Munchkin Force On Munchkin Force Off Restore Munchkin Auto-detect
  • Force on/off/auto applies to the exact domain you're on when you click the bookmarklet, not to subdomains or parent domains. If you're on www.example.com and click the Force Off link, that doesn't apply to pages.example.com. You'd have to click when you're on the other domain, if you wanted to cover that one too.

  • The “force” settings do persist across browser restarts. (This doesn't apply to Incognito/InPrivate browsing, though, since stored data is always cleared when you exit those modes.)

  • Tech note: these links are setting localStorage.munchkin_always to 'allowed' or 'disallowed' or deleting the property entirely. So you could manage this property in other ways (check to see if a particular internal user is logged in to an internal service, whatever).

A few cautions

As always, be careful what you wish for. If you disable Munchkin from your corporate IPs, you may find that people didn't really know what Munchkin did, after all. A good clue is if they say, “I know it's turned off, but clicks are still registering.” (Clicked Email activities don't use Munchkin.) Or if they say, “But forms aren't pre-filling anymore.” So be prepared to show people the force allow/disallow feature… or maybe back out the script completely.

More important, if you turn Munchkin off for your HQ network, you're misrepresenting the response time of your site. Without logging Clicked Link on Web Page activities, page-to-page navigation will be 50-200ms faster. That's kinda the way it goes. So when benchmarking real user experience, don't turn off Munchkin.
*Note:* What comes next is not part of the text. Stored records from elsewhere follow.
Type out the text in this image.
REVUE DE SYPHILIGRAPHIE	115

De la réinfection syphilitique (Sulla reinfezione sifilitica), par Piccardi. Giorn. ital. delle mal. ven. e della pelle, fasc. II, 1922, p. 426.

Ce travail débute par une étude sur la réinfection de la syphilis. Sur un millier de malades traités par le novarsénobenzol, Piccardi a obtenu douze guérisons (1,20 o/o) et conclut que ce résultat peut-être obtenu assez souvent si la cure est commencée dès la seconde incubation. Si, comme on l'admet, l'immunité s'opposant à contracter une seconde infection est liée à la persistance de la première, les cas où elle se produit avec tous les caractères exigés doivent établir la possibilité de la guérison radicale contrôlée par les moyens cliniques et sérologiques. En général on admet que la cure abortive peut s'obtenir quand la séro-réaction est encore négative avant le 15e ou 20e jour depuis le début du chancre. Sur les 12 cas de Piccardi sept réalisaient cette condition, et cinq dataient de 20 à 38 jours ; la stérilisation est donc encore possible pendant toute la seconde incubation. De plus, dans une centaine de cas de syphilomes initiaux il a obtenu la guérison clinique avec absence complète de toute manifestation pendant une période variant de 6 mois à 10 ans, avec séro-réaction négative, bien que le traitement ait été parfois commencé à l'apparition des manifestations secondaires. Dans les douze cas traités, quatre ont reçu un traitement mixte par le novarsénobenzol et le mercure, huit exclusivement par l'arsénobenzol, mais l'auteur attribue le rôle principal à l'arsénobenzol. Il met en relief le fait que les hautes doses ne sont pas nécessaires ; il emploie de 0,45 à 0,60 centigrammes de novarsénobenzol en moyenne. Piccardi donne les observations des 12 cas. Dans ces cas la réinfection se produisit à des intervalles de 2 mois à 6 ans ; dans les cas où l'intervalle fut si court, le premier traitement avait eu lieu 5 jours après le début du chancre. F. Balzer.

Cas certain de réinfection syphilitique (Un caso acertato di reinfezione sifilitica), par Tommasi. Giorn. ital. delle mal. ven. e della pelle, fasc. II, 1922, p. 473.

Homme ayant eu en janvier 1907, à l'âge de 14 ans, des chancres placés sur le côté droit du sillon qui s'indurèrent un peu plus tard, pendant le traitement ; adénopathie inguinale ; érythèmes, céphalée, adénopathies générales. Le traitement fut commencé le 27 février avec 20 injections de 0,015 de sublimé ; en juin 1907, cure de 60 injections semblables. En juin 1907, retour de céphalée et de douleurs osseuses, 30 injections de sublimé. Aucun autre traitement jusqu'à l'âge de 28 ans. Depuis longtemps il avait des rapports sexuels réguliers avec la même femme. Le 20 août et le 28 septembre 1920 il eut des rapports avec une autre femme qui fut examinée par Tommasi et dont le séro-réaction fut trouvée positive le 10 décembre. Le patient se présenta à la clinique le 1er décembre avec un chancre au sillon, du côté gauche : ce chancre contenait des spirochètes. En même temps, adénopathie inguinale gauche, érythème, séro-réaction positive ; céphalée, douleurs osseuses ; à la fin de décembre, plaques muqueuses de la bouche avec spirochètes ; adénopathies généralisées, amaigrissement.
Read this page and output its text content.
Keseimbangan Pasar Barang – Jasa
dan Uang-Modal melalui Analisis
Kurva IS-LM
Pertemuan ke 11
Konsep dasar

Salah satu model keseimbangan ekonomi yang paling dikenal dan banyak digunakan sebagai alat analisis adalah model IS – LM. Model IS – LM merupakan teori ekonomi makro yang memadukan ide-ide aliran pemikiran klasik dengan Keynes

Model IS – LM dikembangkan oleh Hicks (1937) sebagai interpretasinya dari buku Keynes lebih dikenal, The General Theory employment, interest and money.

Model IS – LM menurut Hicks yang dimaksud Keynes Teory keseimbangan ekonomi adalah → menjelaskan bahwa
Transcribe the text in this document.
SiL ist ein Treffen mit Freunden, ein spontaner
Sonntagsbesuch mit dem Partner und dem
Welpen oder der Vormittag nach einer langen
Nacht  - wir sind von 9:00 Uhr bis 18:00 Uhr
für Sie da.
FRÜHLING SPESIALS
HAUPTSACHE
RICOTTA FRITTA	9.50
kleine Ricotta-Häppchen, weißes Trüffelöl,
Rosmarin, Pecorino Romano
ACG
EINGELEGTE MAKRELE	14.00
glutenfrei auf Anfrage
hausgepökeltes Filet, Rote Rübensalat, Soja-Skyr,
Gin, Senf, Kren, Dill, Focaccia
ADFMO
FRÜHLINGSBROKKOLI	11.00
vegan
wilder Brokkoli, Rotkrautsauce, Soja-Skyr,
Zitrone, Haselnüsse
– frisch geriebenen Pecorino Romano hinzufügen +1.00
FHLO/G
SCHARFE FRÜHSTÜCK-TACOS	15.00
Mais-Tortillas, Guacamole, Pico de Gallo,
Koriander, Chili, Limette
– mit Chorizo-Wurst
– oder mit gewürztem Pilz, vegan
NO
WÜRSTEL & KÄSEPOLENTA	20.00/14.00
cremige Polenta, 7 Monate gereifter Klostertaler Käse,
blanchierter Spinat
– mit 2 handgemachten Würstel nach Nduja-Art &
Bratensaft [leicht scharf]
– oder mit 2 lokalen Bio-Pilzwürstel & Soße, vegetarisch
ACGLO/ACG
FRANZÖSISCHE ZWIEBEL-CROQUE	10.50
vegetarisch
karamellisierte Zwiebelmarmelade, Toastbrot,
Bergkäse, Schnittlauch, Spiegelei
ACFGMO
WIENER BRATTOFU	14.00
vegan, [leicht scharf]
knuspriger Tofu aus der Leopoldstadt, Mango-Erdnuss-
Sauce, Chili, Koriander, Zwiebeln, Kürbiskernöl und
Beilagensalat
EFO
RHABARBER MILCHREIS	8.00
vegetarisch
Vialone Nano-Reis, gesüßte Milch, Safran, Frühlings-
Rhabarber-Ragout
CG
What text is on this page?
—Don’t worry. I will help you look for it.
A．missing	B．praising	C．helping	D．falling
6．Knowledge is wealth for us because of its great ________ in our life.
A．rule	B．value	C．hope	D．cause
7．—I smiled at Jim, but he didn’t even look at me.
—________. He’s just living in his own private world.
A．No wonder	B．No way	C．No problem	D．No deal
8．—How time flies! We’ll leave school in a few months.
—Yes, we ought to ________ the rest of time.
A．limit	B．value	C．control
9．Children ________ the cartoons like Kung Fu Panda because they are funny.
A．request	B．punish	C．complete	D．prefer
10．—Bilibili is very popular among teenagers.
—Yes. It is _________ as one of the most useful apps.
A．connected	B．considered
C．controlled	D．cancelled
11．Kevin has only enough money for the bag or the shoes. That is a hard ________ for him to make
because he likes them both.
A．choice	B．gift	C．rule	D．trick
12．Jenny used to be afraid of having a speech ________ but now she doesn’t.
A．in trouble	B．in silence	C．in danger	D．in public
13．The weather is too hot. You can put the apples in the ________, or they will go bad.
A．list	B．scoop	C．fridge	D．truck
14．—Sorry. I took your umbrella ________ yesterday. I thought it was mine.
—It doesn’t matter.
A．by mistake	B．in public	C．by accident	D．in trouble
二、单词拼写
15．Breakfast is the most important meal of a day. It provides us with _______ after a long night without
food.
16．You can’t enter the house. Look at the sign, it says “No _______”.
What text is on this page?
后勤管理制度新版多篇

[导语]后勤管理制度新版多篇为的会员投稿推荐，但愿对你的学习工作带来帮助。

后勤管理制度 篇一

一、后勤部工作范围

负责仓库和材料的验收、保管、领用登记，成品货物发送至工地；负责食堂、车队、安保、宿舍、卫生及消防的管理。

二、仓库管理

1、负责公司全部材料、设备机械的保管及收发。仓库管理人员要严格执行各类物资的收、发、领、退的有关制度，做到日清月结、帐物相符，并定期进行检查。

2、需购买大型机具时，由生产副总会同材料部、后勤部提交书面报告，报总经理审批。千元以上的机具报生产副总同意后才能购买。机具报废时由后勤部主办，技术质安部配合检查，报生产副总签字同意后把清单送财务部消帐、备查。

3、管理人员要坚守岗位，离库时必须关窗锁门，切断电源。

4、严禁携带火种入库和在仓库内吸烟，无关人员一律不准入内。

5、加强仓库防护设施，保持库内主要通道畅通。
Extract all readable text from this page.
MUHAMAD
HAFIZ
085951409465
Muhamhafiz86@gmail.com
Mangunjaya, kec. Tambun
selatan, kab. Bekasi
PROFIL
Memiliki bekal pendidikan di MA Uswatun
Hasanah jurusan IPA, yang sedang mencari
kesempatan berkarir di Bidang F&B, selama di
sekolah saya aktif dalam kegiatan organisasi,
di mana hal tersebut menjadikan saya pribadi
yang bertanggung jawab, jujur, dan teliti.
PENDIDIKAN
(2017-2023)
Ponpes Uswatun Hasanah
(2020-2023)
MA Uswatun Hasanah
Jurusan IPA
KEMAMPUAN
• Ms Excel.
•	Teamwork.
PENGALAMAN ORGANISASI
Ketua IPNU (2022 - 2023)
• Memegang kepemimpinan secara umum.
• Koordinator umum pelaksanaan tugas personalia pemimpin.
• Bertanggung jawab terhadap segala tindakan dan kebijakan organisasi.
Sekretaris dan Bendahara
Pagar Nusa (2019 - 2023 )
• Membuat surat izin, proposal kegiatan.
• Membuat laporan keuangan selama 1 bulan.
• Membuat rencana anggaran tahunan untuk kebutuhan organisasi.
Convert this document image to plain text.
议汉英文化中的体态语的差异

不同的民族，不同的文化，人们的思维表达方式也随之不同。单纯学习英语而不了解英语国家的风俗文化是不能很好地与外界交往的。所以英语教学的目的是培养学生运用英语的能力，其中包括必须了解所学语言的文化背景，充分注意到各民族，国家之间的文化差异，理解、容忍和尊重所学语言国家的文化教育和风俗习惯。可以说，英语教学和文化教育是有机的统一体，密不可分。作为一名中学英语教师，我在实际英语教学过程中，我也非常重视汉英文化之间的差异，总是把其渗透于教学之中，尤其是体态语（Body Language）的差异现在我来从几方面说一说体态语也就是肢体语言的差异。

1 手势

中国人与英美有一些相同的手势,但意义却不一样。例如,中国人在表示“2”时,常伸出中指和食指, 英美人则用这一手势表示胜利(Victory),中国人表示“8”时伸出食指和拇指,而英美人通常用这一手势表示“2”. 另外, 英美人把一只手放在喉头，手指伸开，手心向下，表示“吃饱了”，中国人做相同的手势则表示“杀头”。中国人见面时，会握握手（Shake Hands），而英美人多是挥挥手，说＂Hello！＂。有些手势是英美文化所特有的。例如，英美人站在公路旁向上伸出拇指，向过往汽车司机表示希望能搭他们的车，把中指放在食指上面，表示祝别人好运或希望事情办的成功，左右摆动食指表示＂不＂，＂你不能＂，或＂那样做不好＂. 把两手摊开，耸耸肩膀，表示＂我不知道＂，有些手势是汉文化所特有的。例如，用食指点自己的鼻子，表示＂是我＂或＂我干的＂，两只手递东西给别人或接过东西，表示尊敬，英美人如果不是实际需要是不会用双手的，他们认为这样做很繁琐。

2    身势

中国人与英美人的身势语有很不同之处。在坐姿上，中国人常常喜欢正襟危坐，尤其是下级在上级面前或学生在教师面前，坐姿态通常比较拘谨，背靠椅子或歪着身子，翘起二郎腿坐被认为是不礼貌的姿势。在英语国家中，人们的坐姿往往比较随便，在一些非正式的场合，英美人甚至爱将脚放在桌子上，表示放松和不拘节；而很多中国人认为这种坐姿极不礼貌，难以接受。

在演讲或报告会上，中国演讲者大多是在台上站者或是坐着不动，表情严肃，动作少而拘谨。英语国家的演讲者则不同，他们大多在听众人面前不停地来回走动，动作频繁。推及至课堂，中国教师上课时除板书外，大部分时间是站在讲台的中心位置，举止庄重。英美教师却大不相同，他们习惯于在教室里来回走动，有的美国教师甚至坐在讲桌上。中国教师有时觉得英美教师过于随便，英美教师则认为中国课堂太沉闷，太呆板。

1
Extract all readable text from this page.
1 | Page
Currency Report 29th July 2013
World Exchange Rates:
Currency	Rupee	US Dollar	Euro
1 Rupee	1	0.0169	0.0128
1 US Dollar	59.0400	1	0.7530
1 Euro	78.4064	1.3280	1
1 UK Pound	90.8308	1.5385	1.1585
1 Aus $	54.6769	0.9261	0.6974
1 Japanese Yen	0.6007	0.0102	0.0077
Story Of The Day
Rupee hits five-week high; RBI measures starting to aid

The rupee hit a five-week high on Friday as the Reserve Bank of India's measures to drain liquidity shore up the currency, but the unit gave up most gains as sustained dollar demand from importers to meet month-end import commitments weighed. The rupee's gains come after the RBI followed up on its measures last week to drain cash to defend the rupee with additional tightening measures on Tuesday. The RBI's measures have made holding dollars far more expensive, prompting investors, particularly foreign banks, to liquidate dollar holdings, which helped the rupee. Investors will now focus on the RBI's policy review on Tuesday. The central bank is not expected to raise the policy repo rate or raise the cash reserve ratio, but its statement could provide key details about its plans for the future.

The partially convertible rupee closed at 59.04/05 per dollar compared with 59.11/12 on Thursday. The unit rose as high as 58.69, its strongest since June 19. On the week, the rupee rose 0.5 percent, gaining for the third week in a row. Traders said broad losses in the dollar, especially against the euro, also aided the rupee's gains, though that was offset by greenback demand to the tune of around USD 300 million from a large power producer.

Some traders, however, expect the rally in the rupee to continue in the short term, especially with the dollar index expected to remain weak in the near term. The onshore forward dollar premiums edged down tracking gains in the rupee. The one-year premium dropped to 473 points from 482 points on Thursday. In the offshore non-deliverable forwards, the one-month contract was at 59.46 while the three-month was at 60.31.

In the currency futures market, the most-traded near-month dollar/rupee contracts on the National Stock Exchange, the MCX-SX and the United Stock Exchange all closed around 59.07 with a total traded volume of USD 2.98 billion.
Also, since you're putting your allow/disallow ACLs in the source of a web page, it's true that you're telling the world which public IPs belong to your company. This isn't really private information (any site you visit knows your current public IP, by definition) but a real security nut might balk, muttering about “network mapping” until you gently shove them out of the room. I'm somewhat paranoid, too, but really, the number of ways you could gather the IP ranges belonging to a company (namely, their purposeful registration via ARIN!) are so numerous that this is hardly notable. Just don't accidentally add internal IP addresses.


Notes

* It's also open-source, so you could rehost it yourself if you wanted to be absolutely sure. I wouldn't worry about it (and that's saying something, as I am usually skeptical of hosted services that are free + anonymous + always available).

** But you can pass an entire custom JS /regex/ if you're feeling daring. String wildcards are converted to regexes internally, and if the code sees you passed a RegExp object it'll use that as-is.